СООБЩЕСТВО

СПИСОК АВТОРОВ

Сергей Круглов

МАРТ-ЗАЯЦ

10-11-2021






АНТАРКТИДА


   Каждую весну, когда пингвины, чревно курлыкая своё вечное, нежное, вперевалочку по льду набирая скорость, срываются один за другим ввысь, делают прощальный  круг, собираются в клин и летят на родину, - я провожаю их туда, в лазоревые полярные небеса, с отчаянным, смертным плачем: я-то, я почему  не лечу?
   Потому что такой, такой увидел я тебя когда-то впервые, жизнь-антарктида, что приник к тебе всем огромным воспалённым влажным парным  распахнутым сердцем, - толком-то  и не поцеловал!.. только лизнул жадно – а примёрз сразу и  накрепко.
   Я медленно умираю, пребывая так, вмороженным  в тебя.  А рвануться – боюсь боли, боюсь, ещё её не изведав.  И нет никого тёплого вокруг, кто втиснулся бы и  лёг собой прямо  на намёрзшую ледяную корку  сукровицы аккурат  между сердцем и жизнью, нет никого, кто помог бы мне оттаяться на свободу, потому что эти  пингвины, все эти  живые тёплые пингвины, они всегда, всегда  улетают – и не возвращаются.



ТАБОР

           (из Алоизиуса Бертрана)


   -Эй, путник! Ты идешь нам навстречу, - мы не видим твоего лица впотьмах, - скажи нам дорогу: как нам пройти эту степь и эту ночь насквозь?
   -Дорога всегда под вами; держите все прямо да прямо. Не сворачивайте только вон в ту сторону, - видите огни? Это племя Вечных Детей – взрослым там не место;  племя смуглых, жестоких и нежных,  измученных безвыходным сладострастьем, жжет свои костры, пасет своих адских двуглавых осьминогих гнедых (ох не траву рвут  они волчьими своими клыками!...),  поет тягучие древние песни, полные лунных чар, - сама луна у них как старинный нобль с остриженным львом, и притом  фальшивой чеканки! их мужчины-недомерки, с черными трубками в густых смоляных  бородах, куют и куют кровавое серебро, слышите звон? А женщины их –  маленькие , острые, вьющиеся как юла, пьющие сердца,   вы их  не тут-то и  различите в густых травах, в песне ковыля, в пьяной полыни – варят зелье, мешают цыганистый калий в пряное багровое  вино.  Лучше уж вам продрогнуть  в степи, дожидаясь солнца, того, что солнца светлей, чем греться у этих костров!
   Спаси тебя Бог, добрый путник! и вот он ушел, а  мы с тобой всё стоим да  стоим, вглядываемся в ночь, в стожары таборных огней, слушаем обвальные скрипки цикад,  и всё медлим, всё не продолжаем путь.

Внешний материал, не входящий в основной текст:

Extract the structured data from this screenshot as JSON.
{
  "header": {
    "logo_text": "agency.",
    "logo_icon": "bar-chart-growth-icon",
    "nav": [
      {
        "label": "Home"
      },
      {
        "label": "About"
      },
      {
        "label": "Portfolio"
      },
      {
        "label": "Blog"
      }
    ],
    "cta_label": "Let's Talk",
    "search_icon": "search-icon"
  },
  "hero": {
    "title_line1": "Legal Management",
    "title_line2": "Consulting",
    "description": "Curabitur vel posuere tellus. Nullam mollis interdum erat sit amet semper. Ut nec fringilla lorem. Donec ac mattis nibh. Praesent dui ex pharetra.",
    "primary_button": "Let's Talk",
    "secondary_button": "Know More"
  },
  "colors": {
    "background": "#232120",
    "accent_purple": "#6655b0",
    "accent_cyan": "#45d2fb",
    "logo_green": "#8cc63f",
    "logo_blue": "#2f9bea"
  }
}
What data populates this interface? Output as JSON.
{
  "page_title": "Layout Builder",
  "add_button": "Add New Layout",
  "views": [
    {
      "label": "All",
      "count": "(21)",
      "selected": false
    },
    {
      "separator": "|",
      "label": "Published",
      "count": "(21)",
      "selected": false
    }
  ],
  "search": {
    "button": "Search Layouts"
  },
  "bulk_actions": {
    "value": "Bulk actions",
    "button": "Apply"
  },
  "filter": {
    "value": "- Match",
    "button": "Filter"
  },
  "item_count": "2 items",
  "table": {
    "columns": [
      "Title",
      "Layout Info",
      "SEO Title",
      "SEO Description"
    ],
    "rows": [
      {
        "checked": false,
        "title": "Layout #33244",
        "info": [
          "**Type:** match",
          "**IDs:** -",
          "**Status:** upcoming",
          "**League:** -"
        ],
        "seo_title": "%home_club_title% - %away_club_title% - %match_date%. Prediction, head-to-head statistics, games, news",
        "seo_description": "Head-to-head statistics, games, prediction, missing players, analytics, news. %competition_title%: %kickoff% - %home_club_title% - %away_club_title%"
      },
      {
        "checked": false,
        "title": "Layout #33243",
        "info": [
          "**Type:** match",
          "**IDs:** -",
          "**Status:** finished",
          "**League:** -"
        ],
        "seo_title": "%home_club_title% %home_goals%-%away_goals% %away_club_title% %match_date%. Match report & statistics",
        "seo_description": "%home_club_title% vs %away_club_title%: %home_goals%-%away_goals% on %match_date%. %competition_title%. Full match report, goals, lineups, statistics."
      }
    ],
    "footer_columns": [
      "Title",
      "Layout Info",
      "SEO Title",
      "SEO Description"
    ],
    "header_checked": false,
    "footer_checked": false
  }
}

                                 
 БАРДО

                           «Стонет весь умирающий состав мой, чуя исполинские возрастанья и плоды, которых семена мы сеяли в жизни, не прозревая и не слыша, какие страшилища от них подымутся…»

                                                 (Н.Гоголь, «Завещание»)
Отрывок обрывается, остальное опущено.